Project description:Objectives: Giant cell arteritis (GCA) is an autoimmune large-vessels vasculitis with complex etiology. Although the pathogenic mechanisms remain poorly understood, a central role for CD4+ T cells has been demonstrated. In this context, delineating the transcriptome signatures of GCA CD4+ T cells will yield new insights into its pathogenesis. Methods: Transcriptome analysis was conducted on CD4+ T cells from 70 patients with GCA with different disease activity (active patients before treatment and patients in remission with and without glucocorticoid treatment), along with 28 healthy controls.
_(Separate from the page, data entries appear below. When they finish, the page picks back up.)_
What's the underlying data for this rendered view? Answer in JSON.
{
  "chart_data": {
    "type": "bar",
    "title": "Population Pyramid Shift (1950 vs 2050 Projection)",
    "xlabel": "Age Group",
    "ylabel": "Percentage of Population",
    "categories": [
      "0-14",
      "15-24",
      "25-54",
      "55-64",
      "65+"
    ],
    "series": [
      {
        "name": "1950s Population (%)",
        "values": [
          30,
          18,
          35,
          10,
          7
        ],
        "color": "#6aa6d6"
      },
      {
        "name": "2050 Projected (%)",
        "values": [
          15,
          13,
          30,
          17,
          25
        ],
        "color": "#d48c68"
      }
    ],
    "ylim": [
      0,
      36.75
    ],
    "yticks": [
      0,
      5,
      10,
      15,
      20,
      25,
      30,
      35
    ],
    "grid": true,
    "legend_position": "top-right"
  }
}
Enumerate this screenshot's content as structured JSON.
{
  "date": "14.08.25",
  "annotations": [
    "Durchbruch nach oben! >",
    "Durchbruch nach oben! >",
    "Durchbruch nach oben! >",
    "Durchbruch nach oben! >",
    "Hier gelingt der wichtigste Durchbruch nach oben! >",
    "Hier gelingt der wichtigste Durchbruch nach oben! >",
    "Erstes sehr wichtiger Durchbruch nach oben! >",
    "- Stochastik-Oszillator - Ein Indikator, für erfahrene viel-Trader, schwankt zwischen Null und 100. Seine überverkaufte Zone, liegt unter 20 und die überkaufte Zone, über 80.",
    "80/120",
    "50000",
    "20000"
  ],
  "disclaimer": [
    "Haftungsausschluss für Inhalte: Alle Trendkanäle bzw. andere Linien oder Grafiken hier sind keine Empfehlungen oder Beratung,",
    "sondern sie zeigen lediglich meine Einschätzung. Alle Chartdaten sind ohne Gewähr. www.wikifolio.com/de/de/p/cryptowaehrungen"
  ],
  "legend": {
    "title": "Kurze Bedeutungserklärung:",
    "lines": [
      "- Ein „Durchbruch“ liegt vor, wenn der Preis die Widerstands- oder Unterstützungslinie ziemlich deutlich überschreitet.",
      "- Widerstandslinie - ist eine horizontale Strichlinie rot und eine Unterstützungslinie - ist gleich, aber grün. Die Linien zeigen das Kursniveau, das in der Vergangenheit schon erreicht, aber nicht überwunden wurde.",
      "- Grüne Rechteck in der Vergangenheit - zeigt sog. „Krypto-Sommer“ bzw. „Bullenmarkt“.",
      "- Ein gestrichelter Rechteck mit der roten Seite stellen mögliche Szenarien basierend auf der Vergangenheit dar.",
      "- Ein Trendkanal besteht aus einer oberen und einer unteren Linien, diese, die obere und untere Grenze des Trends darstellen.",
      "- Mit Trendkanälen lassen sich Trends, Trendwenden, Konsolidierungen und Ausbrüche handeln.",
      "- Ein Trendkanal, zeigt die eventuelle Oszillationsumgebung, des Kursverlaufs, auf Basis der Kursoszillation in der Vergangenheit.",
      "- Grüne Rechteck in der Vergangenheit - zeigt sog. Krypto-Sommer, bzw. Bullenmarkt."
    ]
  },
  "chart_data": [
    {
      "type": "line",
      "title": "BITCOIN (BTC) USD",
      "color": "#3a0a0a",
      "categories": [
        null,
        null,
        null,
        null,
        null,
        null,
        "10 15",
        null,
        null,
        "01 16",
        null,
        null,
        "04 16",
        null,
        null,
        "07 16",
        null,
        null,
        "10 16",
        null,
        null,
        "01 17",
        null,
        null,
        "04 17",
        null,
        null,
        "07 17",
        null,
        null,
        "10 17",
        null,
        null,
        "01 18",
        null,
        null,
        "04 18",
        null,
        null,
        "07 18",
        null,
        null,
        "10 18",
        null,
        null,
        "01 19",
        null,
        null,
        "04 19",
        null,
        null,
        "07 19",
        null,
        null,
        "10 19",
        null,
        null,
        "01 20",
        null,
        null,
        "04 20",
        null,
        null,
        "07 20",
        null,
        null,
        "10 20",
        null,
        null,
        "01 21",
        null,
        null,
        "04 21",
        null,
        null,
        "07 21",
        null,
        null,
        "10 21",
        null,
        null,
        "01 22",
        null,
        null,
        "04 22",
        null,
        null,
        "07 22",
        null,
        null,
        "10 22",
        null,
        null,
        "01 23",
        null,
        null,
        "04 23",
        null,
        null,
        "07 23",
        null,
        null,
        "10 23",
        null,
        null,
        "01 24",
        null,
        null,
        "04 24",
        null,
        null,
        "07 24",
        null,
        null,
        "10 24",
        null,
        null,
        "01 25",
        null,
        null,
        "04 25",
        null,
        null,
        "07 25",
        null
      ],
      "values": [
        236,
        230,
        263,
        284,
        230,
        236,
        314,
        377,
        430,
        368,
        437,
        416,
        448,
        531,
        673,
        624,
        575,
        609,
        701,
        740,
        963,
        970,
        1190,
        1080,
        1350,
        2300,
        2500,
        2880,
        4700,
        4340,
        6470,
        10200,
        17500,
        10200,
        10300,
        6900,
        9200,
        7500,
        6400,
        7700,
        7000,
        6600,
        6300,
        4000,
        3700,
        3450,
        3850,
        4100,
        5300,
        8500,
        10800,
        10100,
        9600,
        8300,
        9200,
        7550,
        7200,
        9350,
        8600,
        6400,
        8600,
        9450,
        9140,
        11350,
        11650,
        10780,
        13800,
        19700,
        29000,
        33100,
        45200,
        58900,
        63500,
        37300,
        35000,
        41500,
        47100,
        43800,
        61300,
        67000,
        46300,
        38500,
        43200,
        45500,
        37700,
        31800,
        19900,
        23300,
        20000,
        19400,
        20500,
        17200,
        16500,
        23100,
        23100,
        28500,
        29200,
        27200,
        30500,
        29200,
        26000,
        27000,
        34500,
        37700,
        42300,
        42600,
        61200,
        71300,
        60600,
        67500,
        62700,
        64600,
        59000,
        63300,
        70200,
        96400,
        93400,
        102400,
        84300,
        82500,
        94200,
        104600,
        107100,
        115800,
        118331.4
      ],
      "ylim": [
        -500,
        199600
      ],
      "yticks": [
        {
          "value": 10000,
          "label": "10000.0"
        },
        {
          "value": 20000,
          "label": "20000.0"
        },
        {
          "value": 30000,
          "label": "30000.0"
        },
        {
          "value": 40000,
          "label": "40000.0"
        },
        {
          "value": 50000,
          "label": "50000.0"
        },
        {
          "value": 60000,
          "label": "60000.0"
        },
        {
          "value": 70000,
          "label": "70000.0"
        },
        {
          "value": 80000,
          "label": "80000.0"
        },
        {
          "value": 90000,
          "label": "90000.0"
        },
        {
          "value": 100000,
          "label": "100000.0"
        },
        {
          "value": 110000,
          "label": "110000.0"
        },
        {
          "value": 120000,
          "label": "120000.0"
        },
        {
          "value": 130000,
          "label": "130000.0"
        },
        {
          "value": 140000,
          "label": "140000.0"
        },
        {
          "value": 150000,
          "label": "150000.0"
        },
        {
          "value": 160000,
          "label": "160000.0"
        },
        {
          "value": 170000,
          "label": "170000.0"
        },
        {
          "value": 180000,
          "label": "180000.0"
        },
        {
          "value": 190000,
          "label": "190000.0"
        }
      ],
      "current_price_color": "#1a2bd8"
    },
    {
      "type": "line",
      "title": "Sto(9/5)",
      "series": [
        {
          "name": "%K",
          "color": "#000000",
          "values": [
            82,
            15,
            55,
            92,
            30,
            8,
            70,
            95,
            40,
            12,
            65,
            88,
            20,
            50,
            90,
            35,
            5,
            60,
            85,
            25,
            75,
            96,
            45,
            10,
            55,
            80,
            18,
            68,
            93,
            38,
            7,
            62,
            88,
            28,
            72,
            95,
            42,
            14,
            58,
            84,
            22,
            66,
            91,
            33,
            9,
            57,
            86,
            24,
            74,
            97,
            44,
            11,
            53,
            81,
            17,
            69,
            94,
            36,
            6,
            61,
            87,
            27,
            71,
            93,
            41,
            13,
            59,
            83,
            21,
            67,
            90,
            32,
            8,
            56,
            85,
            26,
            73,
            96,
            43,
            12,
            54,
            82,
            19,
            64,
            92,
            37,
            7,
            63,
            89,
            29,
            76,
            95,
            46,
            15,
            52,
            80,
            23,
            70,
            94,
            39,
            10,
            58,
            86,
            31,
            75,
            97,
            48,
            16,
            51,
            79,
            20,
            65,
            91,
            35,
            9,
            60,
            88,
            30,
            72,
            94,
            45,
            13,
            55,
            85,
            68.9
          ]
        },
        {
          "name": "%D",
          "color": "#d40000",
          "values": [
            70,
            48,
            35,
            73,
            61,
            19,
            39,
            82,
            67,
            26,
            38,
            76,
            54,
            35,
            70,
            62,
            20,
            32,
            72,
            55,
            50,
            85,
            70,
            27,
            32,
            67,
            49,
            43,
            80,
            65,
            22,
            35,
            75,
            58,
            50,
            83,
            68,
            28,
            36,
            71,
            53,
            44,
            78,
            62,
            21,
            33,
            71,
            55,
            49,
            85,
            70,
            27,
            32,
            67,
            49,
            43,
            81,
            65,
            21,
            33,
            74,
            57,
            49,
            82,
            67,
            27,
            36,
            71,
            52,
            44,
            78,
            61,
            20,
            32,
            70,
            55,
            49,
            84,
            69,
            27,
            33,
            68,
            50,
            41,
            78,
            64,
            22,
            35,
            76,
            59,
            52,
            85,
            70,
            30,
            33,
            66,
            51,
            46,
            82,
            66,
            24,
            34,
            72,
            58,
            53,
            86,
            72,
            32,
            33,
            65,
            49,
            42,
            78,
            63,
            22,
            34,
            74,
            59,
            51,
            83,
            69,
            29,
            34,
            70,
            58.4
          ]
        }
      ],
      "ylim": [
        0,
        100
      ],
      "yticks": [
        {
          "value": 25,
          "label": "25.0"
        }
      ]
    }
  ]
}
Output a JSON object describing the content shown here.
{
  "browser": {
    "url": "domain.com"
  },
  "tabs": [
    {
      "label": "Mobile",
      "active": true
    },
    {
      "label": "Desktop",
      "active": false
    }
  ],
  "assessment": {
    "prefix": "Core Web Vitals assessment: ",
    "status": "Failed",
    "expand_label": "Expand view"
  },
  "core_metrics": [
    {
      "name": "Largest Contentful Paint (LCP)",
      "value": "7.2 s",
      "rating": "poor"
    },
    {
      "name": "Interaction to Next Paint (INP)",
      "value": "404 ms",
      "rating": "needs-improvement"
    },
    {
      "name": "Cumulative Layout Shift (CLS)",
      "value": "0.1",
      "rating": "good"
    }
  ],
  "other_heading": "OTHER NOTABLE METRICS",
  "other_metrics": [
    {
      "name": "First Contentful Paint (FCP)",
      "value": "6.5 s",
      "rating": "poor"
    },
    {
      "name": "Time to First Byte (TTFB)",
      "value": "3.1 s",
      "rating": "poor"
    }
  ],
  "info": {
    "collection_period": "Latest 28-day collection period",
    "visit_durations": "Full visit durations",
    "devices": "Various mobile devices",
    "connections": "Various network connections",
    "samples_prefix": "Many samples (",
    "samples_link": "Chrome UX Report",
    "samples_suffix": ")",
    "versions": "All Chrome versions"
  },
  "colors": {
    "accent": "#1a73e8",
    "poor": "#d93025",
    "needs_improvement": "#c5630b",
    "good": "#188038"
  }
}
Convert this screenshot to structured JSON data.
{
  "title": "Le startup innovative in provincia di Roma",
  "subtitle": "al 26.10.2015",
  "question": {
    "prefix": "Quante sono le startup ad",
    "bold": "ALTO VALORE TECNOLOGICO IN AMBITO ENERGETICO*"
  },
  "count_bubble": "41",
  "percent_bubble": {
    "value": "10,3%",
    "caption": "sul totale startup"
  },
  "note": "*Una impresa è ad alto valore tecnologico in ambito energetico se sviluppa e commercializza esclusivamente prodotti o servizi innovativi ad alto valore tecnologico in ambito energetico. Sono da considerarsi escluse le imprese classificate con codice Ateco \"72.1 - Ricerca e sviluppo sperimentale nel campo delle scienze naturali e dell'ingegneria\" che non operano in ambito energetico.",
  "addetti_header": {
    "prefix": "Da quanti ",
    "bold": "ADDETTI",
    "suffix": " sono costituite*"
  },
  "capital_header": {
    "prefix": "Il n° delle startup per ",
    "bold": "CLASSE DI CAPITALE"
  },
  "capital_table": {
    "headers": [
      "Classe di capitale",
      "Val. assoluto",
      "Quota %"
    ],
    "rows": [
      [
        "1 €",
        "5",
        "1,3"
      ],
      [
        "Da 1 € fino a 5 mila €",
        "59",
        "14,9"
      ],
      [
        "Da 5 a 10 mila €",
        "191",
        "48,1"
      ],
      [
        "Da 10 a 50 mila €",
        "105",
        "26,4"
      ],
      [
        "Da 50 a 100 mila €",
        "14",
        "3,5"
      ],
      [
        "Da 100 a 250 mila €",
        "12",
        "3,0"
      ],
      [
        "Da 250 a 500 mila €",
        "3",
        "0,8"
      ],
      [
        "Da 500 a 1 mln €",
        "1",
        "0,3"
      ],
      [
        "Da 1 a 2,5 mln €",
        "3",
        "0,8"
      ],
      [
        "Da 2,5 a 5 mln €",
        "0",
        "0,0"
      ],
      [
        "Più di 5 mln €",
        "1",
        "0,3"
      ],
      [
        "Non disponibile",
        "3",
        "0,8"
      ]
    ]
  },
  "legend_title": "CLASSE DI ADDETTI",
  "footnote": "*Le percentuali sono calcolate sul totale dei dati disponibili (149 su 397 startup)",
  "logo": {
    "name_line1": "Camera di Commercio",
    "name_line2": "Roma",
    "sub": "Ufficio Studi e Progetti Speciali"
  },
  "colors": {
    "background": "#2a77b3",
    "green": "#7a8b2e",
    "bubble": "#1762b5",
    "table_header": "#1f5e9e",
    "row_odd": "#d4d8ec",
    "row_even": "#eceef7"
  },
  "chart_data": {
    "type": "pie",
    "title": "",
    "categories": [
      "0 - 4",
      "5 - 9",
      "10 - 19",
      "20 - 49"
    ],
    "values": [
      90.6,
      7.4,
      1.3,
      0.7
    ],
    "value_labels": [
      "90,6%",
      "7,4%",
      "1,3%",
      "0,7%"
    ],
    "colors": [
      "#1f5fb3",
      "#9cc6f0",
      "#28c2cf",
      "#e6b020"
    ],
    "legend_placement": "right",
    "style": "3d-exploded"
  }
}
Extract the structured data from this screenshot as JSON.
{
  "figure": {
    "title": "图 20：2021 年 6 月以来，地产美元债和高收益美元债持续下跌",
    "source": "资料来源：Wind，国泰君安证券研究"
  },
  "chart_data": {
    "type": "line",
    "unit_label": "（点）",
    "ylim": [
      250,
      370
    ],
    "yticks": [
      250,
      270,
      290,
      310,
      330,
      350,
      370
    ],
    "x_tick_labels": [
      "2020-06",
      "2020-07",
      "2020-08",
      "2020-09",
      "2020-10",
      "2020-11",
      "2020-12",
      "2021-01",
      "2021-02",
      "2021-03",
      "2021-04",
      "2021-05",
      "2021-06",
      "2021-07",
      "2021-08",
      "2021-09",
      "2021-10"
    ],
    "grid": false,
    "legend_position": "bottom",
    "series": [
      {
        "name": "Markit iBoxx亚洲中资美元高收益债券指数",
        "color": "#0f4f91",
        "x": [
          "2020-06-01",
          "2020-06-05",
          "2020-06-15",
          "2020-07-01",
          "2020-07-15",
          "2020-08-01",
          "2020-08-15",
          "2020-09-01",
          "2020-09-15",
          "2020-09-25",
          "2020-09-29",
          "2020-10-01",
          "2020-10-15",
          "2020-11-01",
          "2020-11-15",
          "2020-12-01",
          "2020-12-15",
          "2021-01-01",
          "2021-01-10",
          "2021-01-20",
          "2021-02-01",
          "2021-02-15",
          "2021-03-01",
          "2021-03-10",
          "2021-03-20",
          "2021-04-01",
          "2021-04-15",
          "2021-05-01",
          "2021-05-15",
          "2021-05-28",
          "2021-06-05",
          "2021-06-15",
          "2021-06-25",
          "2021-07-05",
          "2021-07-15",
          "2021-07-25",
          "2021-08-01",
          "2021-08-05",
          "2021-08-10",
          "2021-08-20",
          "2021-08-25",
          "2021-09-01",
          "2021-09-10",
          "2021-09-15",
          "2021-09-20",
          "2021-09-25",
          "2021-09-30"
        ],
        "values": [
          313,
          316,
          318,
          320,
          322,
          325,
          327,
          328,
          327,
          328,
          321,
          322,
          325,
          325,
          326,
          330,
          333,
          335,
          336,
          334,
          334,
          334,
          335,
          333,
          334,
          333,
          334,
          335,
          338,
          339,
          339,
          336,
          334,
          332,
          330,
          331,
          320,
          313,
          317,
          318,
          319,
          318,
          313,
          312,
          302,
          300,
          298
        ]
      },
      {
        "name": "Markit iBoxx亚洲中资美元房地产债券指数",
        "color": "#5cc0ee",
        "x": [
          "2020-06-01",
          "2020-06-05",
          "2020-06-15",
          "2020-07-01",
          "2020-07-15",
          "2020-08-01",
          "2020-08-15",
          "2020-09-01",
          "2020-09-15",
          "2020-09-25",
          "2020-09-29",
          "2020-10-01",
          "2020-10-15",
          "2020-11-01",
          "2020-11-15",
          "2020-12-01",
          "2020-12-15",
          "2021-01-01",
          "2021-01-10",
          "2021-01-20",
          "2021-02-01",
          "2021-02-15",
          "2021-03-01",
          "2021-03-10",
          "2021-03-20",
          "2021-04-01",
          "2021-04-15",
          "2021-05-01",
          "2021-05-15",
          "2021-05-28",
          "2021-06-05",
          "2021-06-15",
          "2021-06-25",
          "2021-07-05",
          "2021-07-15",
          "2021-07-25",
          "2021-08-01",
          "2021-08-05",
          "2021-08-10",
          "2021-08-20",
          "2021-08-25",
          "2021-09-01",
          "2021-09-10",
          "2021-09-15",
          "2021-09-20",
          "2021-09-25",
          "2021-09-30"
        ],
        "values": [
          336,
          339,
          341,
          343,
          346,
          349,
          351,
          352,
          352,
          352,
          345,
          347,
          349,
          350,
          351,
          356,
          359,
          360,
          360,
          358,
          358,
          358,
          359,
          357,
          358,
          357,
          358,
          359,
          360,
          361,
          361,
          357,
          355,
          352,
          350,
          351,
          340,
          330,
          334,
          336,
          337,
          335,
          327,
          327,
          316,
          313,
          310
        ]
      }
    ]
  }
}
The study also evaluated potential impacts of DNA methylation on gene expression alterations and assessed cross-talk communication with CD14+ monocytes. Results: This study has uncovered a substantial number of genes and pathways potentially contributing to the pathogenicity of CD4+ T cells in GCA. Specifically, CD4+ T cells from GCA patients with active disease exhibited altered expression levels of genes involved in multiple immune-related processes, including various interleukins (IL) signaling pathways. Notably, IL-2, a decisive interleukin for regulatory T cells homeostasis, was among the most significant. Additionally, impaired apoptotic pathways appear to be crucial in GCA development. Our findings also suggest that histone-related epigenetic pathways may be implicated in promoting an inflammatory phenotype in GCA active patients. Finally, our study observed altered signaling communication, such as the Jagged-Notch signaling, between CD4+ T cells and monocytes that could have pathogenic relevance in GCA. Conclusions: Our study suggests the participation of novel cytokines and pathways and the occurrence of a disruption of monocyte-T cell crosstalk driving GCA pathogenesis.